郑家在台穿龙纹蟒袍,但无论是颜色还是龙纹款式,都严守大明的规矩:常服为蓝衣,礼服为红衣,五爪龙纹不分正龙,行龙。 明郑自始至终尊奉明朝正朔,哪怕是在南明永历帝朱由榔殉国后,依然坚持使用永历年号,发行并使用永历通宝。 这一点非常重要,这决定了郑氏家族经略台岛的政治属性与历史定义:此地为反清复明之中华血脉据点,而非台岛独立之政治力量。 当然,从荷兰、日本等域外殖民者的角度,他们很快就在时代翻覆之间嗅到了“政治商机”,前者逐步调转身位,反认南下的清军力量为中华正统,辅佐攻台;后者则大力支持郑氏“拥台自立”,并在这个过程中日渐渗透台岛——这个过程延绵不绝持续不断,直至1895年的《马关条约》,日本对台岛近两百年的软硬兼施终得愿偿。 这些我在之前《澎湖海战》的文章里均由详述,此处不赘。 我实在难以理解这部电影制作团队的脑回路,就为了把明郑打成“台独”以彰显施琅攻台的政治合法性,连“东宁”都用上了就是不敢使用一个“明”字…… 仅仅图索给明郑施加莫须有的污点,以致采信当今对岸“台独”颇为依仗的伪史概念——这真的是“主旋律作品”吗? 即使不谈历史之史观,现实之局势总得考虑吧?

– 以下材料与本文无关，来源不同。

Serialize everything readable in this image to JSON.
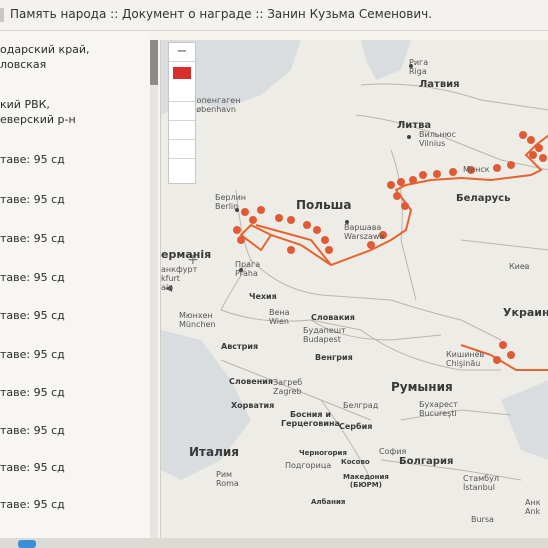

包括冯锡范这个乱世降臣,他的海报也是一言难尽。 “忠诚伯”,这明明是他在叛明投清之后被清廷授予的,顺带着让他入了汉军正白旗。 因此,他的Title怎么着也得是“正白旗忠诚伯”——此人的忠诚是之于新清而非旧明的,此人的仕途最高顶峰亦是已与明郑无关。
明郑政权在其存在的二十三年间(1661-1683),从未以“东宁王国”或“东宁王朝”作为其政权的「正式国号」以形成官方自我称谓。 “东都”改“东宁”,本质并非建立新国号,而是对管辖区域的地理或行政称谓调整。 郑成功收复台湾后,曾将台湾赤崁(现台南)改为“东都明京”,以此宣告台湾归属明朝,并表达欢迎南明永历帝移驻台湾的意愿 ,彰显抗清复明的初心。 对此,郑成功在其著名的《复台》一诗中也自剖心迹: 开辟荆榛逐荷夷,十年始克复先基。 田横尚有三千客,茹苦间关不忍离。 但在1662年4月,永历帝被俘虏后遭吴三桂杀害,南明最后的“小朝廷”彻底覆灭。 如此一来,原本对应的云南“西都”不复存在,“东都”也就失去了原本的象征意义,于是才有了改名之为。 去年在北京举办的纪念郑成功诞辰400周年暨收复台湾362周年两岸交流活动中,全国政协港澳台侨委员会副主任许又声曾代表官方发声: 郑成功的一生虽历经剧变、动荡,但从未改变其台澎是中国土地、台湾军民是华夏子民的立场。 历史与现实都无比清楚:所谓“东宁”之谓,在明末清初绝不带有任何“独立”之味,反倒是上世纪八十年代之后被“台独”势力虚空捏造、嫁接拼凑式旁征博引得加注了“独立”成分,最终沦为今天对岸顽固派的政治依靠。 可是,竟然又被我方的文艺人士“如获至宝”一般的拿来使用,给电影《澎湖海战》中的明郑力量扣上了独立的污帽,这实在是给今时今日的“台独”分子递了刀子……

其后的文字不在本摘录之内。